It’s been some time since I’ve written about the drama that began unfolding at the British Museum.  last year. The last update I gave was in December when the museum’s deputy director resigned while an independent panel submitted a list of recommendations on changes to policy, security, and risk assessment. There’s been very little since then. But recently, the museum has taken a major step by formally naming the person they hold responsible for all this drama: former curator Peter John Higgs.

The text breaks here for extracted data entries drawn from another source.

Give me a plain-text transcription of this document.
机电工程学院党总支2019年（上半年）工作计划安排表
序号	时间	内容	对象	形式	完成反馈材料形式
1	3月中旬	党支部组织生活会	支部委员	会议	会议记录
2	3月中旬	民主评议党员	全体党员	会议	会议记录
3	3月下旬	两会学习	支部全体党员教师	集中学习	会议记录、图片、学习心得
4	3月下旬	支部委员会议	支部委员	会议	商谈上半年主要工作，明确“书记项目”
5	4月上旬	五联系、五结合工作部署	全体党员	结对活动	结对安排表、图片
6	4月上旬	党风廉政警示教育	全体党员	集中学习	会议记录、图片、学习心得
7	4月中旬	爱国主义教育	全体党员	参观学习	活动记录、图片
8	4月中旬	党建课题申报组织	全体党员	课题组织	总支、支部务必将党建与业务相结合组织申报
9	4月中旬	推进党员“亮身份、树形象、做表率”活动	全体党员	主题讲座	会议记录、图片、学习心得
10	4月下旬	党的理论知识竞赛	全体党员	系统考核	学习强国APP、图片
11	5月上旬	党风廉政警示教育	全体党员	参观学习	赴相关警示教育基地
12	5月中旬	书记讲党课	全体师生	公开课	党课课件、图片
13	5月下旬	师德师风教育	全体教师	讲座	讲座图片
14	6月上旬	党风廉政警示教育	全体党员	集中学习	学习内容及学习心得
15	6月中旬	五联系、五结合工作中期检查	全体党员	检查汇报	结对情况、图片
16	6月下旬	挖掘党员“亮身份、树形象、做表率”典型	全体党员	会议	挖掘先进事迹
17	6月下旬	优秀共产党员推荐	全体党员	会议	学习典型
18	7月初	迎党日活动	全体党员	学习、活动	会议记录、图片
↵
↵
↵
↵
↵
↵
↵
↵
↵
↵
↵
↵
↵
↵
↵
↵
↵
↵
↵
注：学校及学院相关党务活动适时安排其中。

Those who have been keeping tabs on the scandal likely already know that, since the scandal broke in August 2023, British antiquities expert and former curator Peter John Higgs is suspected of having stolen thousands of antiquities from British Museum storerooms and archives. However, he hasn’t been named as the party responsible. Media sources deduced that Higgs was likely the museum employee accused since, in July, the museum fired him and his neighbors commented on the police presence at his house around the same time. But he has now been officially named in a lawsuit the British Museum is filing against him. The British Museum alleges that Higgs “abused his position of trust” as a senior curator to steal and/or damage thousands of antiquities for over a decade. At a hearing on March 26th, High Court judge Heather Williams ordered that Higgs return any museum items still in his possession within four weeks. Furthermore, the court has ordered that eBay and PayPal turn over the records associated with Higgs’s accounts, which would list the transactions for those stolen items he managed to sell online. Daniel Burgess, one of the British Museum’s lawyers, says Higgs also forged documents and manipulated museum records to sell these items. Higgs failed to attend the hearing due to poor health. He disputes the museum’s claims and denies any wrongdoing.

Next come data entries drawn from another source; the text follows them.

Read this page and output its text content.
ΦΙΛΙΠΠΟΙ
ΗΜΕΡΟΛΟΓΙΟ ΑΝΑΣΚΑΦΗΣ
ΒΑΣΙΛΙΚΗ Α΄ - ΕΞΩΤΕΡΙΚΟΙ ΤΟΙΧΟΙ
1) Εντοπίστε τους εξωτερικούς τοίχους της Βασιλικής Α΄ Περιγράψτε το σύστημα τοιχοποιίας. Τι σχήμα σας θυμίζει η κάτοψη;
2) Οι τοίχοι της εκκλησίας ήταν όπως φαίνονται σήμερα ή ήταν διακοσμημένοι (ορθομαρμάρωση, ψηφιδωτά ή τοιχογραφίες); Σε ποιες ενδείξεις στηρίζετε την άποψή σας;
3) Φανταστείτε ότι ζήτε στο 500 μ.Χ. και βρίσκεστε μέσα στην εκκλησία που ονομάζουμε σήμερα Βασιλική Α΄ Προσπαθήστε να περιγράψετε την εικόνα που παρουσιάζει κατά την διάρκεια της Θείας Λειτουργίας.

In addition to the British Museum’s lawsuit, there is also an ongoing police investigation. Higgs has not been charged with any crime so far. I suppose it’s good that the museum is relatively open about handling the situation. The scandal’s blow to the museum’s reputation means that everyone has to be on their best behavior. However, some have expressed their confusion as to why the British Museum is going through with legal action when it would not effectively do much. Martin Henig, an expert on gemstones who identified a stolen ancient Roman ring Higgs allegedly stole, described the lawsuit as “a case of locking the stable door after the horse has bolted”. Higgs has already lost his job, his reputation is in tatters, and most of the relevant information has already come to light. A civil suit would perhaps dredge up a bit of information but not anything substantial. The lawsuit could be seen, therefore, as a way to push complete blame onto Higgs despite that, according to Henig, “inevitably the institution bears some of the culpability for its negligence”.

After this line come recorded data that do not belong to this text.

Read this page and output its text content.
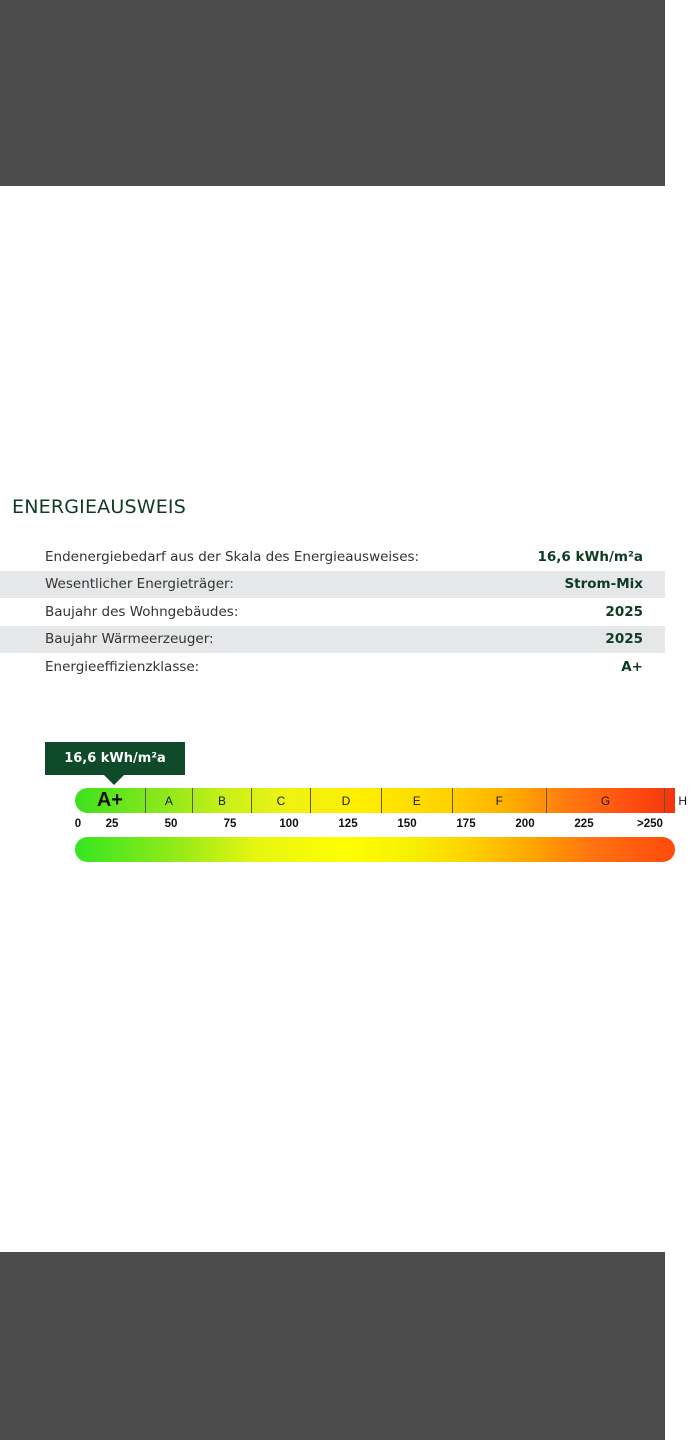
ENERGIEAUSWEIS
Endenergiebedarf aus der Skala des Energieausweises:	16,6 kWh/m²a
Wesentlicher Energieträger:	Strom-Mix
Baujahr des Wohngebäudes:	2025
Baujahr Wärmeerzeuger:	2025
Energieeffizienzklasse:	A+
16,6 kWh/m²a
A+	A	B	C	D	E	F	G	H
0 25	50	75	100	125	150	175	200	225	>250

The Tuesday hearing came two days before the museum named its new director to relieve interim director Mark Jones. Nicholas Cullinan, the former director of London’s National Portrait Gallery, will head the British Museum starting this summer. His tenure at the NPG saw the museum reopen last year after extensive renovations. The museum also acquired Sir Joshua Reynolds’s Portrait of Omai with the Getty Museum, as well as dropped British Petroleum as a sponsor of its annual portrait competition. Cullinan is said to have been selected with the “unanimous approval of the Board of Trustees and the agreement of the Prime Minister”. With a new director at the British Museum’s helm, hopefully the Higgs Theft can claim a legacy greater than some empty drawers and cabinets in the museum storerooms. Hopefully, this can herald a new era of greater transparency at one of the world’s greatest cultural institutions.